Ночь не наступит - Понизовский Владимир Миронович (версия книг txt) 📗
— Надо наломать еловых лап — прикрыть место, куда сбросим! — по ходу вносил уточнения Путко.
— А вдруг они решат — по шпалам или по лесу!
— А это, товери, зачем? — улыбнулся от ушей до ушей Хейно, доставая из сумки круглую черную бомбочку.
— Молодец, друг! Я не учел.
Закончили с одним рельсом, отошли на несколько сот шагов назад и на встречном пути принялись за второй. К рассвету все было подготовлено. Мужичок вернулся в свою будку, а они забрались подальше в лес, разожгли костер, вскипятили чаю, испекли картошку. И стали ждать, вслушиваясь.
Прошел товарняк, груженный углем и лесом. Тяжелый, удары его колес заставляли стонать рельсы. Потом протарахтел утренний пассажирский. Обходчик проверил, как держат рельсы, прикрепленные к шпалам вместо полусотни костылей всего на пяток. Проследовали встречный гельсингфорский, еще несколько товарных. Карл, на ходу вскочив на подножку товарняка, шедшего из Выборга, уехал на станцию Сяйние. Там он должен был подсесть на петербургский поезд — тот, с арестантским вагоном.
Время шло. Если петербургский не опаздывает, через четверть часа...
Со стороны Сяйние послышался приглушенный расстоянием гудок.
Пора!
Хейно и Эйвар ушли вперед. Антон остался один. От волнения у него шумело в ушах. Он то и дело высовывался из-за дерева: не идет ли?

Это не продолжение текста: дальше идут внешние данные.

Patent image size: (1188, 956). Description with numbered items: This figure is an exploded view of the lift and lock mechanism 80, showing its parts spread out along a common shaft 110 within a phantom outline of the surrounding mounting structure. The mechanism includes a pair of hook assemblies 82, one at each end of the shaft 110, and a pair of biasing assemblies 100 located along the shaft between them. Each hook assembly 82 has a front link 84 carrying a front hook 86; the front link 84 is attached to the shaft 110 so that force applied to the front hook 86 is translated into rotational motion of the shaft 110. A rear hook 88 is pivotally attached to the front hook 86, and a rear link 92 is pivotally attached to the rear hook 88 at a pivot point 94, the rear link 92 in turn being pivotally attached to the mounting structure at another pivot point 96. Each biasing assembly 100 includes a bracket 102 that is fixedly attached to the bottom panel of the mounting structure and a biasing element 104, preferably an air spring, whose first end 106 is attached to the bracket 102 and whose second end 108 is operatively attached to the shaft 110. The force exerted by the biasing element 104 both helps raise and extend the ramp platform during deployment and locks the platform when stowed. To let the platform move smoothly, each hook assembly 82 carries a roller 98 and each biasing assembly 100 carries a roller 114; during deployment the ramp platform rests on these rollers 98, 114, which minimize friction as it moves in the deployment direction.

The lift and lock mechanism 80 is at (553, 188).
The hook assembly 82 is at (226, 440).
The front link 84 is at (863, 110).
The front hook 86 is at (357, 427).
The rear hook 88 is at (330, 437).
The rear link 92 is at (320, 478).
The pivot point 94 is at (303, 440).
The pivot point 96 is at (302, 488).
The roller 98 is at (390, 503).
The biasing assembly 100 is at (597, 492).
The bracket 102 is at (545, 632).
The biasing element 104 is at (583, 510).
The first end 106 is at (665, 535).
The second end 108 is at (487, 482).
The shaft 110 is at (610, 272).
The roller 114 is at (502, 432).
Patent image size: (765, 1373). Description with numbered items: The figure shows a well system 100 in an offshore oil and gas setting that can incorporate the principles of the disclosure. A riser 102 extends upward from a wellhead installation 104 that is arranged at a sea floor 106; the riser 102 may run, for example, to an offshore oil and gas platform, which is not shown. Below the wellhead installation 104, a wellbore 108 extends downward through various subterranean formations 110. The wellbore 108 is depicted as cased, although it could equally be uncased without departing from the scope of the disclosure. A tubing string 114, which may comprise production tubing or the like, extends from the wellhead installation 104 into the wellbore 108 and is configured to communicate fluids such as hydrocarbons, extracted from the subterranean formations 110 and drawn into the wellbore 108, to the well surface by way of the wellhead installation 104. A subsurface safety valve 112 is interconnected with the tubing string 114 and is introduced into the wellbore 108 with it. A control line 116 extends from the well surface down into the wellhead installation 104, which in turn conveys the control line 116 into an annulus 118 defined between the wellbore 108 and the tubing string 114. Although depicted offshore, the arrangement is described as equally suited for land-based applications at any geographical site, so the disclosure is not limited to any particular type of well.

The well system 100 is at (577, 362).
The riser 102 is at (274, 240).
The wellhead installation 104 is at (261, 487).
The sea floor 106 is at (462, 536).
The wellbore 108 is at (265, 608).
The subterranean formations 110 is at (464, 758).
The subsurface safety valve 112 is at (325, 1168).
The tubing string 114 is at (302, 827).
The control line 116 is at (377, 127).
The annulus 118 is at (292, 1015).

Над лесом заклубил, приближаясь, растягиваясь шлейфом, густой дым. Показался паровоз. Антон начал пробираться сквозь лес, проваливаясь в рыхлый снег, ближе к домику обходчика. Поезд шел по высокой насыпи. Студент увидел, как по крышам к арестантскому вагону бежит Карл. Вот он достиг предпоследнего тамбура и скрылся, будто нырнул. Хорошо, что на подножке нет часового.
Состав уже миновал место, где стоял Путко. Паровоз скрылся за поворотом. Вслед за ним стали втягиваться и вагоны. А последний, будто притомившись, замедлил бег и, все еще продолжая катиться, отделился от состава и стал отставать. Но вот и он скрылся за поворотом.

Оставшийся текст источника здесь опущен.